Being an atheist is a small part of my identity something I have never had to think about much as I have grown up being one and live in a secular urban community. But as I live in Scotland I have little taste for the John Knox take on it all, which seems to be such a part of the more hard boiled skeptical perspective.
For me discovering the wider atheist community was a shock as many members do not fit with my own internal representation of what an atheist should be. I can live with that as I live happily in environment rich in difference filled with vibrancy and surprise at every turn, but in my more uncritical and more human moments it is hard to accept my more hard edged kindred wither they identify as skeptics, religious or whatever. I identify with no difficulty as an atheist but looking at the wider community I am a stranger in a strange land. The manner in which it uses language and narrative do not fit.

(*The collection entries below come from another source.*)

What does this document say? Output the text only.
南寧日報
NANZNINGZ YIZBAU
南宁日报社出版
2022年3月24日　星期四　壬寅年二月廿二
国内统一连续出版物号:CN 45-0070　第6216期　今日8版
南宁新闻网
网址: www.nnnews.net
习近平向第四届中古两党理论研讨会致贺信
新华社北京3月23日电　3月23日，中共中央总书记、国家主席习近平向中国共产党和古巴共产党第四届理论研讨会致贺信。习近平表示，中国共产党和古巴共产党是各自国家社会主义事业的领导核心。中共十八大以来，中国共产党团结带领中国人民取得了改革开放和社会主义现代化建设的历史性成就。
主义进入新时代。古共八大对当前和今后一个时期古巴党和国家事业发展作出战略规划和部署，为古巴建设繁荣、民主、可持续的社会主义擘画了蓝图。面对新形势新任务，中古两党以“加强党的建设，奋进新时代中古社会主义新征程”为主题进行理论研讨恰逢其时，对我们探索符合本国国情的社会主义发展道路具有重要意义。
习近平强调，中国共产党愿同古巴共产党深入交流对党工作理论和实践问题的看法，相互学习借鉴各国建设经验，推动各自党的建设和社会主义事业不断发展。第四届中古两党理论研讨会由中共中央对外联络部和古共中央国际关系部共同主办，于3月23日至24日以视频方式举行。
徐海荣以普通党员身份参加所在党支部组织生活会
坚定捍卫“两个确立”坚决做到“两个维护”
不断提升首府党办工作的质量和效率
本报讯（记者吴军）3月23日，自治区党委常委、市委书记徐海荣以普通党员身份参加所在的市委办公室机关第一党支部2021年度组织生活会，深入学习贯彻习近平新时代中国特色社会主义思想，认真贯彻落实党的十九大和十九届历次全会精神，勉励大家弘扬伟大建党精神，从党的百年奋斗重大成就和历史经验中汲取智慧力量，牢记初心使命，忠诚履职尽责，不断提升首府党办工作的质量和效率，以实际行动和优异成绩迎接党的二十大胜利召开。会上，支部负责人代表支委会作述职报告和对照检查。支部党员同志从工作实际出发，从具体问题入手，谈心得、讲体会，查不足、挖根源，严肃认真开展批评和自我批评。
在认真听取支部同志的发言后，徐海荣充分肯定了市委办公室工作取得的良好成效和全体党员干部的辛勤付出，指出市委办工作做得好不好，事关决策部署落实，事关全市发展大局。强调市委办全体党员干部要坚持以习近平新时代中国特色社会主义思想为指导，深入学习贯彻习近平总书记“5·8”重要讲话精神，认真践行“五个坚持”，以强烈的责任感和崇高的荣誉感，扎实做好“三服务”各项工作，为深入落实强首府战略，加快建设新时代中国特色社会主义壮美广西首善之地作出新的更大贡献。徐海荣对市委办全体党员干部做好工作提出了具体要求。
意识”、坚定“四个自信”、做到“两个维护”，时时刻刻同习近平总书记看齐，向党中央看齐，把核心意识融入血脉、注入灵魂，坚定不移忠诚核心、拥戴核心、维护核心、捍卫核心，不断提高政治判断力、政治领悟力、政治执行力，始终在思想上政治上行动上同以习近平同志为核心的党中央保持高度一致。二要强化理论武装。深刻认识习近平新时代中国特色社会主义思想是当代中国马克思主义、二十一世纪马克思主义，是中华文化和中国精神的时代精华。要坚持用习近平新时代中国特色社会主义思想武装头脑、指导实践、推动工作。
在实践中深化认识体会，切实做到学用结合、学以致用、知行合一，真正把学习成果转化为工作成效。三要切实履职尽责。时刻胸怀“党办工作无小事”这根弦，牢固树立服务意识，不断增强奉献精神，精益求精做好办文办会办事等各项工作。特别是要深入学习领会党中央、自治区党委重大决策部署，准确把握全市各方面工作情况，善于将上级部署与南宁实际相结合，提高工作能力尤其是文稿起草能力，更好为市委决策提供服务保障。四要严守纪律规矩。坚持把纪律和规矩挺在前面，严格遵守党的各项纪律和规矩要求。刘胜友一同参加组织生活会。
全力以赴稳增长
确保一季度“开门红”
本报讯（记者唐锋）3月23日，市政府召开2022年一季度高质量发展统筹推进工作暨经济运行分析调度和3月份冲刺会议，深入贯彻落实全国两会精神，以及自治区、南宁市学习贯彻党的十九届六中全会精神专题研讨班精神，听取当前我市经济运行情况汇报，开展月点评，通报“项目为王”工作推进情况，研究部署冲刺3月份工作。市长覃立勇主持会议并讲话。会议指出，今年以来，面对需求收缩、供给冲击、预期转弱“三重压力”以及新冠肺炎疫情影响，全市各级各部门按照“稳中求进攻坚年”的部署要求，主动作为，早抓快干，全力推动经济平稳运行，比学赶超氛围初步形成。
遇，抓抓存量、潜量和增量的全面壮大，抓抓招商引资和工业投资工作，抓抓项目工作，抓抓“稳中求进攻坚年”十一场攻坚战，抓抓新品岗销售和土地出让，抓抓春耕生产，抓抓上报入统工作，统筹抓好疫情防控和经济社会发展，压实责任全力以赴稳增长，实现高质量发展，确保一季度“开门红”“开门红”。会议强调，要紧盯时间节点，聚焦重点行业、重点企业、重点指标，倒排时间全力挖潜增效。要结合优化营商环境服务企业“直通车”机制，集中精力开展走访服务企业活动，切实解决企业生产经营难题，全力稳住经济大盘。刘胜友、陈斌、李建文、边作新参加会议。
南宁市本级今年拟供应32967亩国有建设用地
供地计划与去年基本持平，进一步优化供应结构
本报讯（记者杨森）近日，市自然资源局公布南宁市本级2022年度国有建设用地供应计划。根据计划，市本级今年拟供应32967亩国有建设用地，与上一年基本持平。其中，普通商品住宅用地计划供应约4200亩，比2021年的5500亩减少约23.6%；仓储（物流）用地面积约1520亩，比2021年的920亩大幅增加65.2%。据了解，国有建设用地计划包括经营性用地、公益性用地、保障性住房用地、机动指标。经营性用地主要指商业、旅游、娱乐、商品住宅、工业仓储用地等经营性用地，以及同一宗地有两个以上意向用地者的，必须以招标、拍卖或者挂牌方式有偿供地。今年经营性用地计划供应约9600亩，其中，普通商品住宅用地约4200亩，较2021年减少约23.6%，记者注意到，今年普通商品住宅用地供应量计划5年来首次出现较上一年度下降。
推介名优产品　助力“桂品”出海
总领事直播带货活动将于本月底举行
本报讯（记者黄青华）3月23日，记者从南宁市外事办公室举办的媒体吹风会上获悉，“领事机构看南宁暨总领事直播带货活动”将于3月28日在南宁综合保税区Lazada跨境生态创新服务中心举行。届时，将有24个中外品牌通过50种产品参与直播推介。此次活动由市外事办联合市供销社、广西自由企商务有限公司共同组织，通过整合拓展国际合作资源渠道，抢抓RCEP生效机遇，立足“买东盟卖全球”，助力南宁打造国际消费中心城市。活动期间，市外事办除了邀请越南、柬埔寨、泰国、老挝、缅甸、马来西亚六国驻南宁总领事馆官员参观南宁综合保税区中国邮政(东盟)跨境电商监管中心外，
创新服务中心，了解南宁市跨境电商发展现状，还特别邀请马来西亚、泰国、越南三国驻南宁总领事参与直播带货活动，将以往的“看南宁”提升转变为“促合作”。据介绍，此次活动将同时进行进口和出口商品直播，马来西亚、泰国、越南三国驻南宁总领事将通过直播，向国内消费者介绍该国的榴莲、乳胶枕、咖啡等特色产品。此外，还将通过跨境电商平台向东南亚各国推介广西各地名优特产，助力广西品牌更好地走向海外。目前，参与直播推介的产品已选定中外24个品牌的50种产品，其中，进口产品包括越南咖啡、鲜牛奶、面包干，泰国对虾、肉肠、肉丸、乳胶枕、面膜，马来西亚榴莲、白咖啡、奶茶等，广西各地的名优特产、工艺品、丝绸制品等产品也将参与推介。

(1) Milan Kunders, Life is Elsewhere, cited in, Bettina Arnold, The Material Culture of Social Structure: Rank and Status in Early Iron Age Europe, in, B. Arnold and D.B. Gibson, Celtic Chiefdom Celtic State: The Evolution of Complex Social Systems in Prehistoric Europe, Cambridge, 1995
(2)Bruce E. Wexler, Neurobiology, Ideology, And Social Change. Bruce Wexler uses immigration here to explore this phenomena. I think it applies also here though this cultural grouping is not an ethnic one. I don’t think history is used in the way it is by some sections of the secular community because it is particularly bad at doing history. The narrative is clearly important for group members, history is not its concern but gives the story needed authority. It maintains a framework that allows for coherence and repetition to maintained. Group members cannot stray from the accepted and agreed upon facts of the matter.
Having a background in both ethnology and history I am less inclined than historians sometimes are to dismiss forms of cultural data that don’t seem to fit or make little sense as irrelevant or nonsense. It indicates to me I have yet to find away into the culture or social group I am dealing with. I don’t yet have enough internal cultural context.